Abstract

This article interrogates whether glasnost and perestroika represented incremental adjustment or a deeper systemic transformation of the Soviet order as perceived in 1987. It situates reforms within a long arc of Soviet experimentation—Kosygin measures, enterprise autonomy pilots, and periodic moral campaigns—arguing that Gorbachev’s project fused political liberalization with economic restructuring in unusual sequence. The discussion reviews transparency drives in media and culture, probes factory-level incentives and investment allocation, and examines center-republic bargaining that complicated recentralization and decentralization alike. Attention is paid to ideological reinterpretation—how “socialist pluralism,” anti-stagnation rhetoric, and limited contestation reframed legitimacy. External constraints, including commodity prices, CMEA trade rigidities, and Western technology controls, are treated as forcing variables that narrowed policy space. By comparing announced blueprints with bureaucratic follow-through, the paper assesses whether reform vectors could remain contained within Leninist constitutionalism or were destined to erode it. The conclusion weighs path-dependence against tipping dynamics, suggesting that even partial transparency could unlock feedback loops that elites might struggle to manage.

Full Text

The body develops a three-level analysis of reform mechanics.

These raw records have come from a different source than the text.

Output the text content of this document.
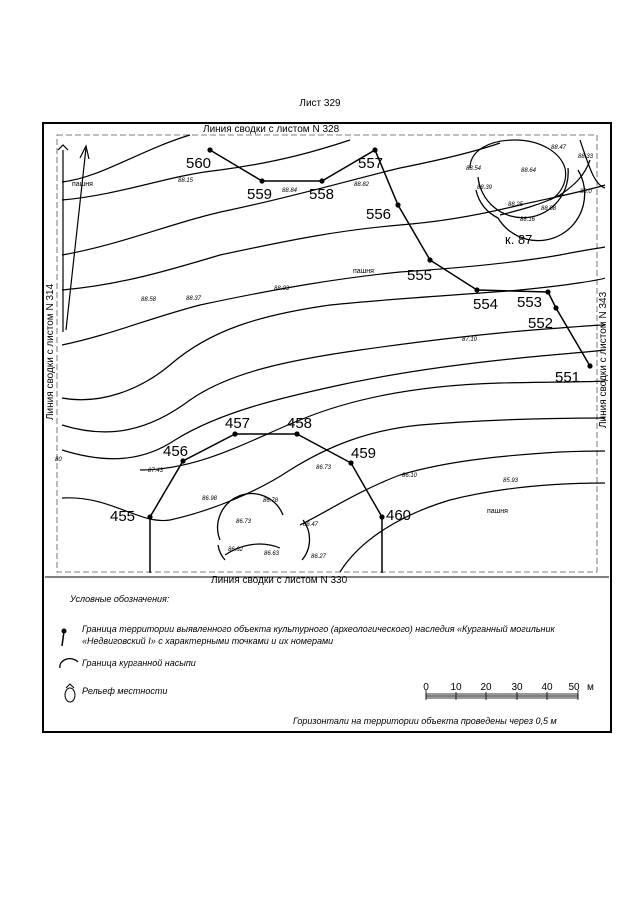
Лист 329
560
559 558
557
556
555
554 553
552
551
455
456
457 458
459
460
к. 87
пашня
пашня
пашня
88.15
88.84
88.82
88.54	88.64
88.47
88.33
88.39
88.0
88.25
88.08
88.16
88.58	88.37
88.03
87.10
87.43
86.98	86.78
86.73	86.47
86.62
86.63	86.27
86.73
86.10
85.93
80
Линия сводки с листом N 328
Линия сводки с листом N 330
Линия сводки с листом N 314	Линия сводки с листом N 343
Условные обозначения:
Граница территории выявленного объекта культурного (археологического) наследия «Курганный могильник «Недвиговский I» с характерными точками и их номерами
Граница курганной насыпи
Рельеф местности	0 10 20 30 40 50 м
Горизонтали на территории объекта проведены через 0,5 м
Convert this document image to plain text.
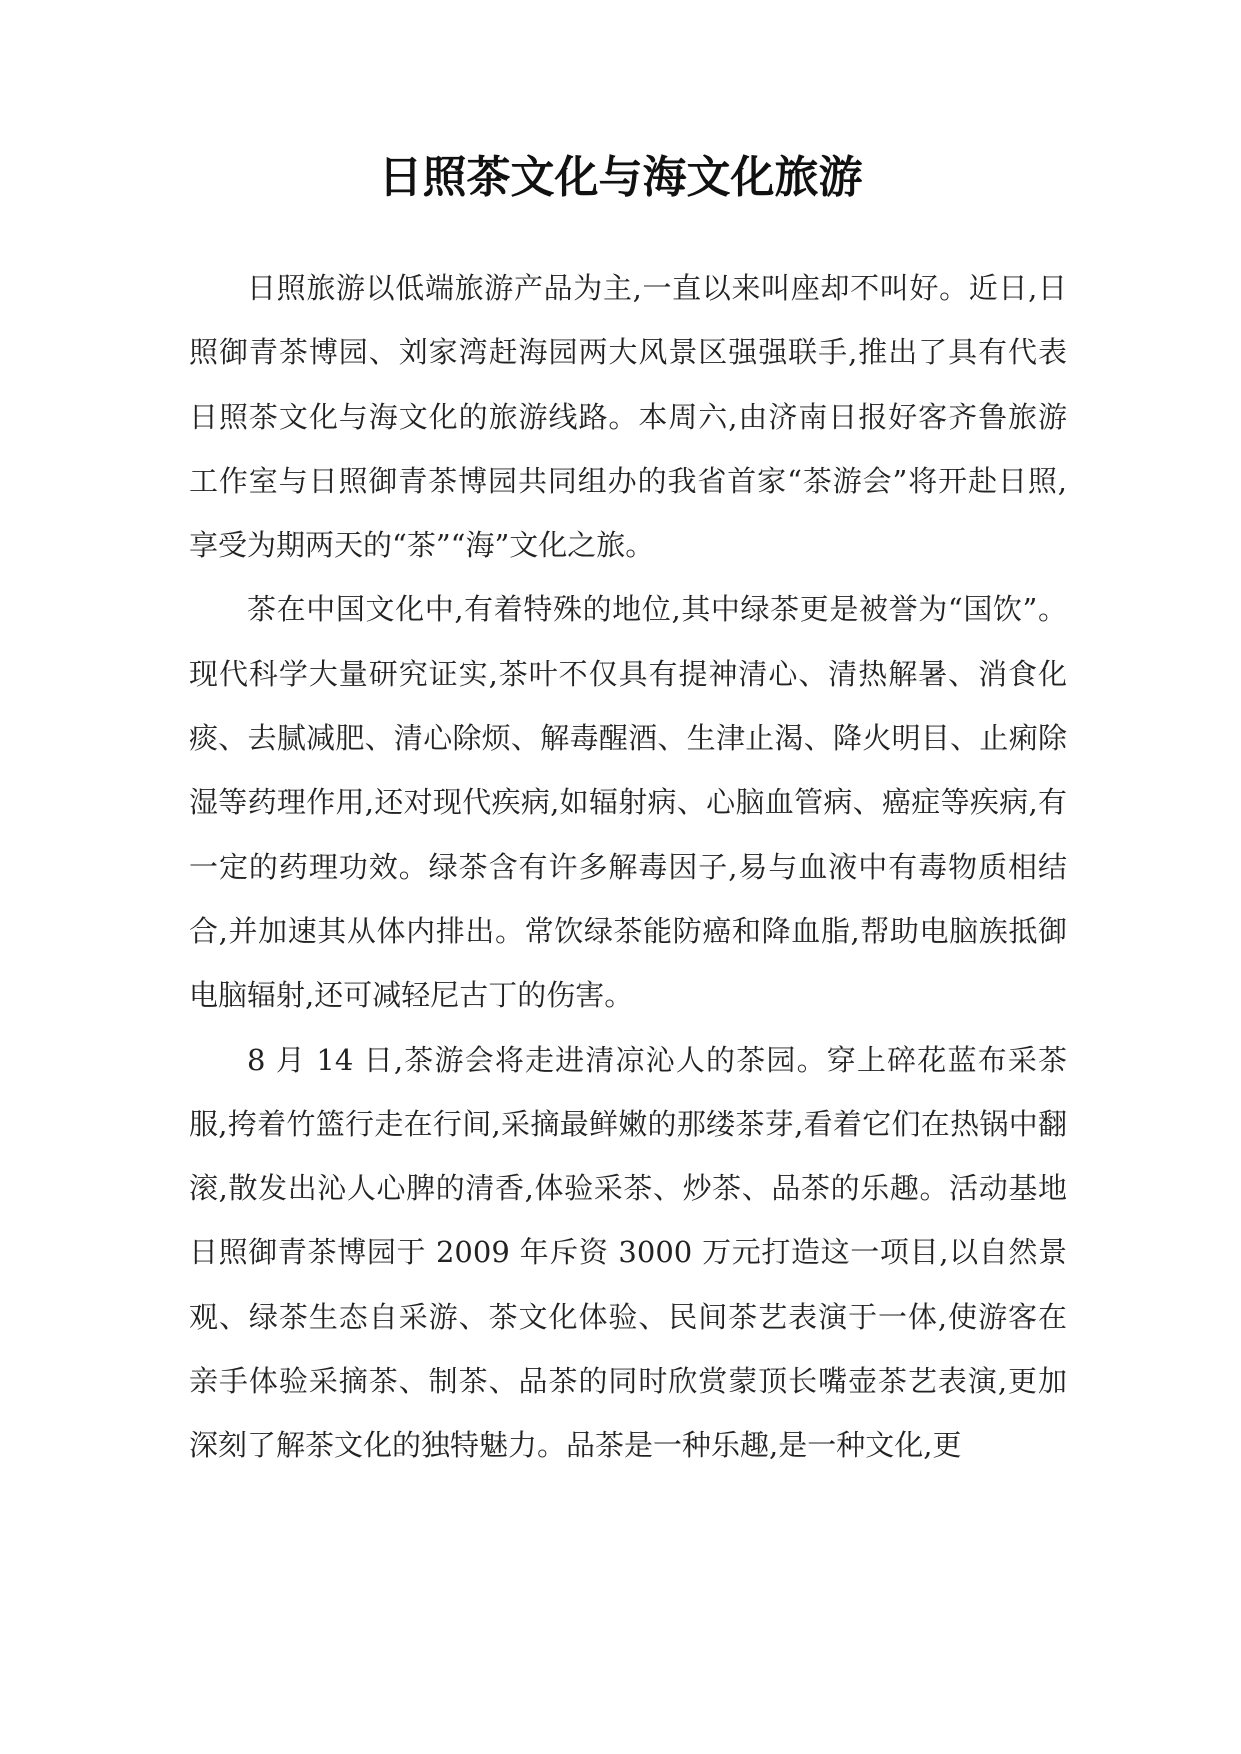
日照茶文化与海文化旅游

日照旅游以低端旅游产品为主,一直以来叫座却不叫好。近日,日照御青茶博园、刘家湾赶海园两大风景区强强联手,推出了具有代表日照茶文化与海文化的旅游线路。本周六,由济南日报好客齐鲁旅游工作室与日照御青茶博园共同组办的我省首家“茶游会”将开赴日照,享受为期两天的“茶”“海”文化之旅。

茶在中国文化中,有着特殊的地位,其中绿茶更是被誉为“国饮”。现代科学大量研究证实,茶叶不仅具有提神清心、清热解暑、消食化痰、去腻减肥、清心除烦、解毒醒酒、生津止渴、降火明目、止痢除湿等药理作用,还对现代疾病,如辐射病、心脑血管病、癌症等疾病,有一定的药理功效。绿茶含有许多解毒因子,易与血液中有毒物质相结合,并加速其从体内排出。常饮绿茶能防癌和降血脂,帮助电脑族抵御电脑辐射,还可减轻尼古丁的伤害。

8 月 14 日,茶游会将走进清凉沁人的茶园。穿上碎花蓝布采茶服,挎着竹篮行走在行间,采摘最鲜嫩的那缕茶芽,看着它们在热锅中翻滚,散发出沁人心脾的清香,体验采茶、炒茶、品茶的乐趣。活动基地日照御青茶博园于 2009 年斥资 3000 万元打造这一项目,以自然景观、绿茶生态自采游、茶文化体验、民间茶艺表演于一体,使游客在亲手体验采摘茶、制茶、品茶的同时欣赏蒙顶长嘴壶茶艺表演,更加深刻了解茶文化的独特魅力。品茶是一种乐趣,是一种文化,更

At the macro level, it reconstructs growth shortfalls, investment misallocation, and soft-budget practices that undermined discipline, explaining why campaign governance lost potency. At the meso level, it tracks ministries and branch associations, showing how they hedged against loss of privilege through procedural delay, target inflation, and reinterpretation of decrees. At the micro level, workplace responses—limited quality circles, shadow shortages, and moral hazard—are used to illustrate why incentives without competitive exit channels yielded ambiguous results. Political openings are then examined: editorial liberalization, historical revisionism, and cautiously widened civil society raised expectations faster than institutional capacity, creating a credibility gap. External signaling—arms control overtures, trade outreach, and image diplomacy—strengthened resource access yet heightened scrutiny of domestic delivery. A comparative excursion situates the Soviet sequence against East Asian reform pathways, noting the absence of disciplined market tests and subnational competition. The article closes by outlining scenarios: bounded renewal through selective marketization; destabilization via center-republic bargaining spirals; or transformative change catalyzed by legitimacy shocks. Each scenario hinges on whether transparency can coexist with command coordination without triggering an irreversible reallocation of authority.